The medical staff is very reluctant to comply with this demand for immediate action. Until the neuromuscular blockade wears off, removing the ventilator will prevent Robert from breathing. Furthermore, it may take some time to reverse the therapeutic hypothermia procedure to the point that the patient is at normal temperature. In addition, therapeutic hypothermia itself often causes arrest, so the patient may need to be resuscitated again.


Should the staff wait until the patient is warm or honor the decision of his daughter, who holds his medical power of attorney?
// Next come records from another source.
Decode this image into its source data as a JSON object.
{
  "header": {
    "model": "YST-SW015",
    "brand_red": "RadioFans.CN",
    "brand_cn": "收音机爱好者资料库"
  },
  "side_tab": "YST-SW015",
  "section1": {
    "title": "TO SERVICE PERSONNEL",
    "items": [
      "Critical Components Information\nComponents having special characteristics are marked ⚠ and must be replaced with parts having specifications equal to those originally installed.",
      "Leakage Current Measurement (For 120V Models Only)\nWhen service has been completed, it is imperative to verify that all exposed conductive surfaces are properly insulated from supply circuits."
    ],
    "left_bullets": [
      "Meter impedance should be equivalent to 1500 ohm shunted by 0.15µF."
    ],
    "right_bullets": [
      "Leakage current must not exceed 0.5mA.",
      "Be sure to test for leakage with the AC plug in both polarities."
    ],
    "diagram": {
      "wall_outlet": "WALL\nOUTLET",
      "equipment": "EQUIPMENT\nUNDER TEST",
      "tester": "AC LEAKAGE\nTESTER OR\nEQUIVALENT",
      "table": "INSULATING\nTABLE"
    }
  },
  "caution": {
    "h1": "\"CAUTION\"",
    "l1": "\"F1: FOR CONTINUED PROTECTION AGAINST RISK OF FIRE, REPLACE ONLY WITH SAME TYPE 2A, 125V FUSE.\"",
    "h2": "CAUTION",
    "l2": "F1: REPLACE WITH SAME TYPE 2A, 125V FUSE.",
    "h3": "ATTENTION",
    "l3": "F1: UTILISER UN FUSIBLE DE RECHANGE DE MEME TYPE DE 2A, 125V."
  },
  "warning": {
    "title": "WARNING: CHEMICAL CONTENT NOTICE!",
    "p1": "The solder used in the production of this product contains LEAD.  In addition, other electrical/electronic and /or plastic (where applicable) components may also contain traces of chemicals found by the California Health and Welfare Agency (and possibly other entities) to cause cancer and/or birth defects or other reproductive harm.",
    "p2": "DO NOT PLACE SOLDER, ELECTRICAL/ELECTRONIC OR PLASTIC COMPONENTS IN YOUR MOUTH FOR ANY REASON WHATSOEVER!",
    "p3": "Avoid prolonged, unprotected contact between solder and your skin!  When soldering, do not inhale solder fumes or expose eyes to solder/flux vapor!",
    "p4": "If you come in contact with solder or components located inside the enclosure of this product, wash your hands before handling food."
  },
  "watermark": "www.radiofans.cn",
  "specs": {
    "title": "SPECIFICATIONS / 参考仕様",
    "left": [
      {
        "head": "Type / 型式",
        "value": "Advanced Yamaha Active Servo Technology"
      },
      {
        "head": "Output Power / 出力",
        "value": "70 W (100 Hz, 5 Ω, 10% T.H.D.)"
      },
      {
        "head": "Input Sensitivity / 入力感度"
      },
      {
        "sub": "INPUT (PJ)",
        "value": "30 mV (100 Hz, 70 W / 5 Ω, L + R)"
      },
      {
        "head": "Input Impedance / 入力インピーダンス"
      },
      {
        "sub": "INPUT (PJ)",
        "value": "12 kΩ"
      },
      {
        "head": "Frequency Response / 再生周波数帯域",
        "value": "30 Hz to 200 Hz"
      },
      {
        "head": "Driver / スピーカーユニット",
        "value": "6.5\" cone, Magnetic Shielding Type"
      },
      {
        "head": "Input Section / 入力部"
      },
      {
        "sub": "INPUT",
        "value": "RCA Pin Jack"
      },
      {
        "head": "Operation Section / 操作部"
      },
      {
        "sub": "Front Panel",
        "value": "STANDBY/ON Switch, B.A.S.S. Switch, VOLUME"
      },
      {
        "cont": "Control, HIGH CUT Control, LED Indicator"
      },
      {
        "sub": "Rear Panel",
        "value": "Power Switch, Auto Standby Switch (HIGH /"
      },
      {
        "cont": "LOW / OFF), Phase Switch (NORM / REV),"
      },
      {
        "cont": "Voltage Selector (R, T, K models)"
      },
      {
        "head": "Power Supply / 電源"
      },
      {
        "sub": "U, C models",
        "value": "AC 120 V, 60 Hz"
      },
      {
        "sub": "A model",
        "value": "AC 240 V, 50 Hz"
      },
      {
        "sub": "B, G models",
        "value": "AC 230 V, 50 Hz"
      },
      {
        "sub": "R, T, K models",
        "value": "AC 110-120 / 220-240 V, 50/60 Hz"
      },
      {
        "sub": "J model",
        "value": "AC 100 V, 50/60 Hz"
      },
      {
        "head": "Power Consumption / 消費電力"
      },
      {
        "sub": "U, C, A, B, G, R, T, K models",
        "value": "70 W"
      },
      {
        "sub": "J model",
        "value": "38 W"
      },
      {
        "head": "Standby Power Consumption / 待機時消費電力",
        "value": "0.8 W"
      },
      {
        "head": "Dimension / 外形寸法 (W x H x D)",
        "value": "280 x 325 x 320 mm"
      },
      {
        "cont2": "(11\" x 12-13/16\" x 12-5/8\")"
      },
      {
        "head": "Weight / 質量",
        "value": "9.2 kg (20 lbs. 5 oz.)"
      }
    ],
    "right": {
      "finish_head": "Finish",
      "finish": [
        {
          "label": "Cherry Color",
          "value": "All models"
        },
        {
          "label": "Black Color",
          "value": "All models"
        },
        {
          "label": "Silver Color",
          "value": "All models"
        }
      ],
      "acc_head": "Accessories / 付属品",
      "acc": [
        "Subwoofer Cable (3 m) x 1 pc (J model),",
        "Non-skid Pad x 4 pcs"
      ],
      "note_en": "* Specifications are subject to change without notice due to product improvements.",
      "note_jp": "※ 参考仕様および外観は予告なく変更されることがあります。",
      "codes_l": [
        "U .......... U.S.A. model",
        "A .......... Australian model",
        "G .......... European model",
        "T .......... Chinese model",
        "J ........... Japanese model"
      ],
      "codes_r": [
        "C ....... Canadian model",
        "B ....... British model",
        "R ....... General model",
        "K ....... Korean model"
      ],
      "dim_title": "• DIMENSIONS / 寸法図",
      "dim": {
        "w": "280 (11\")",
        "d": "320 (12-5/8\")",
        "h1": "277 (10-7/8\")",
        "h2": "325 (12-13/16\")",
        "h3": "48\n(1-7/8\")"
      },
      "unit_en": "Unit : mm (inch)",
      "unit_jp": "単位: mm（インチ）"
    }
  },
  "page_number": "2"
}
To stop all resuscitation at once will cause the patient to die while being professionally treated and the patient's status for surviving without injury would remain unestablished. This obviously was a moral "no no" by the doctors and nurses since this act at this time might represent to them as unprofessional "killing" of the patient.   On the other hand, to not follow the request of the patient through an advance directive for medical care and the demand of the surrogate daughter, would mean that the doctors and nurses were ignoring the legal and ethical autonomy  of the patient.

So tell me, which is the "right way" and which is the "wrong way" for those medical professionals to act.  ...Maurice.